Dabei wäre es genau jetzt so wichtig, sich wieder auf den Menschen zu besinnen, nach seiner Vorliebe zu fragen und alles dafür zu tun, diese Stärken auszuleben.
Eine veränderte Berufswelt, die noch nicht bei den Eltern angekommen ist.
Denn nie standen die Chancen besser, über eine private Leidenschaft beruflichen Erfolg und Karriere zu gestalten. Es ist nicht nur die digitale Transformation. Übergeordnet sortiert sich die Gesellschaft gerade neu. Jeder, der einen Wandel bereits persönlich und bewusst miterlebt hat weiß, dass im Wandel alles in Frage gestellt wird und alles auch die Chance auf eine Neubewertung erfährt. Doch das scheint noch nicht bei den Eltern angekommen zu sein. Sie halten an alten Berufsbildern, an eingeschränkten Systemregeln und an Kriterien von gestern fest, als gäbe es kein Morgen. Und hier muss sich etwas ändern, denn Eltern haben meist den größten Einfluss auf den Werdegang ihrer Kinder.
Eltern auf den aktuellen und zukünftigen Stand der Wirtschafts- und Unternehmenswelt sowie des Arbeitslebens zu bringen, sollte daher in jedem Unternehmen, in jeder Organisation und in jeder Institution selbstverständlich werden. Es darf daher nicht mehr nur darum gehen, junge Menschen von den beruflichen Möglichkeiten zu begeistern, sondern den Eltern eine ebenso große Aufmerksamkeit zu schenken.
Die Arbeitswelt verschiebt sich nicht mehr nur zwischen Privat- und Berufsleben. Hinzukommen Entwicklungen zwischen Spaß und Ernst, zwischen ökonomischen und ökologischen Ansprüchen sowie die massive Veränderung durch die voranschreitende Digitalisierung.

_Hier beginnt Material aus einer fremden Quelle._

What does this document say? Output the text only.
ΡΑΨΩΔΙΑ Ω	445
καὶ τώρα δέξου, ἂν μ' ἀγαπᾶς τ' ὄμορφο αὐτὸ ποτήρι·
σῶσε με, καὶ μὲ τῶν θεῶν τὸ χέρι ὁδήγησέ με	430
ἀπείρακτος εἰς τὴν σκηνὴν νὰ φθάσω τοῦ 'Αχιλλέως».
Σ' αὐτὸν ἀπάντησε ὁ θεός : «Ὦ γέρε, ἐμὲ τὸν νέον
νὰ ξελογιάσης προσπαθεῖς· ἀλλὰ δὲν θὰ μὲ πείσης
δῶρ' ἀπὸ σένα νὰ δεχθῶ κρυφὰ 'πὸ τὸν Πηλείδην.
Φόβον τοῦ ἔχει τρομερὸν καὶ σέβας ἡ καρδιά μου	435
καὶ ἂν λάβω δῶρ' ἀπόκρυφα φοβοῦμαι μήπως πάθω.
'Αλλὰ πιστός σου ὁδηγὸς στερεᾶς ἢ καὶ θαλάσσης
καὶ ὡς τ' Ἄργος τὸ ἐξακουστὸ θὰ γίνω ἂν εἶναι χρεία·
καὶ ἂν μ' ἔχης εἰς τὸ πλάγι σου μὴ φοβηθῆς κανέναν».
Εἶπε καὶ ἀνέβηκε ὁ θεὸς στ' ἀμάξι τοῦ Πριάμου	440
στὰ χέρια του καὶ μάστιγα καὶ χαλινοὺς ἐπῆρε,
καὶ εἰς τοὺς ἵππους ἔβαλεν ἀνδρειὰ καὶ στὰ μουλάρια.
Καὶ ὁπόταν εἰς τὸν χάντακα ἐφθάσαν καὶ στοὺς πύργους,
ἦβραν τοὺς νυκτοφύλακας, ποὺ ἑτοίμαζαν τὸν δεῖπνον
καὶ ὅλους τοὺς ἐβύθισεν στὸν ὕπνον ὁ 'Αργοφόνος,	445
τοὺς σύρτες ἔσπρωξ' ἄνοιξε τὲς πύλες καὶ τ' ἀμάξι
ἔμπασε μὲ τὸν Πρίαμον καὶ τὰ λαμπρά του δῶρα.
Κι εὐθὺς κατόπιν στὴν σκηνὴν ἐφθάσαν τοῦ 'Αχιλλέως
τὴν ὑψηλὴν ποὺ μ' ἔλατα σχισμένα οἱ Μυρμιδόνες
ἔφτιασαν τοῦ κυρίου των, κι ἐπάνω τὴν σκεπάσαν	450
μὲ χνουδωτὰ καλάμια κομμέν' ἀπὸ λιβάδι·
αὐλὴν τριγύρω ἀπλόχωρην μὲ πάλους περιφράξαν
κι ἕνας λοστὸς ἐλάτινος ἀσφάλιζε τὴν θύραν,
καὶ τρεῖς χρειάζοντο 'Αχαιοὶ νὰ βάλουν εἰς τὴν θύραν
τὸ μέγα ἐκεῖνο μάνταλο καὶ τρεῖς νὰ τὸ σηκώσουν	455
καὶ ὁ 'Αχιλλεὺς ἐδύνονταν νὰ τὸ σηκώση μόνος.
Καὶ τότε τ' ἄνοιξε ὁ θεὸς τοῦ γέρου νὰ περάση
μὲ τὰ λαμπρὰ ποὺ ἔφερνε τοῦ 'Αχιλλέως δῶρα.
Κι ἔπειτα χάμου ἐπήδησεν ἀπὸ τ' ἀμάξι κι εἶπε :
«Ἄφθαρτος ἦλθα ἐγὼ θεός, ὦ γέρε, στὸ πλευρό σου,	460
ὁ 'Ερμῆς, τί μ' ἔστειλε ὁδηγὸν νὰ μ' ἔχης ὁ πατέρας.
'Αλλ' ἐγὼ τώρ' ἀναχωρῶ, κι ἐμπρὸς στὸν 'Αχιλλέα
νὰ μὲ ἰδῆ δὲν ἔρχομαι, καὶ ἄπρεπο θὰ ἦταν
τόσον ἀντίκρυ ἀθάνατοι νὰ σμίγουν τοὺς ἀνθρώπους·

Um hier ein paar Beispiele zu nennen: Im Handwerk gibt es Unternehmen, die zu 50 % aus IT-Arbeitsplätzen bestehen. Es sind neue Berufsfelder wie bspw. der eCommerce Kaufmann oder KI-Analyst hinzugekommen, die noch unter dem Radar der gesellschaftlichen Wahrnehmung laufen. Und auch als Graffiti Sprayer kann ich heute ein Business aufbauen, von dem man gut leben kann.
Die neue Elternperspektive als Chancengeber
Unsere Unternehmenswelt muss Formate schaffen, in denen Eltern ohne ihre Kinder den aktuellen und zukünftigen Stand an Aufgaben- und Arbeitsfelder entdecken können. Bei den Eltern muss eine Veränderung der Denkweise angestoßen werden, dass es vielfältige Möglichkeiten gibt, seine Leidenschaft in eine Berufung und damit ein finanziell abgesichertes Leben zu ermöglichen. Schlüssel für eine erfolgreiche Zukunft liegen nicht mehr nur in Themenfächer, sondern sie beinhalten Kompetenzfelder. Flexibilität, Agilität und die Fähigkeit, sich kontinuierlich neu zu erfinden, sind für die Zukunft grundselbstverständlich.
Empathie und Fähigkeiten an neue Felder zu adaptieren, ist Voraussetzung, um die gesellschaftliche Transformation mit zu begleiten und zu gestalten. Die Tatsache, heute zu wissen, dass morgen die Menschen Berufe ausüben, die wir heute noch nicht kennen, wird nichts mehr Besonderes sein.
Unsere Kinder gehen diese Entwicklung in rasanten Schritten. Nun liegt es an uns, die Eltern auf dieser Reise mitzunehmen.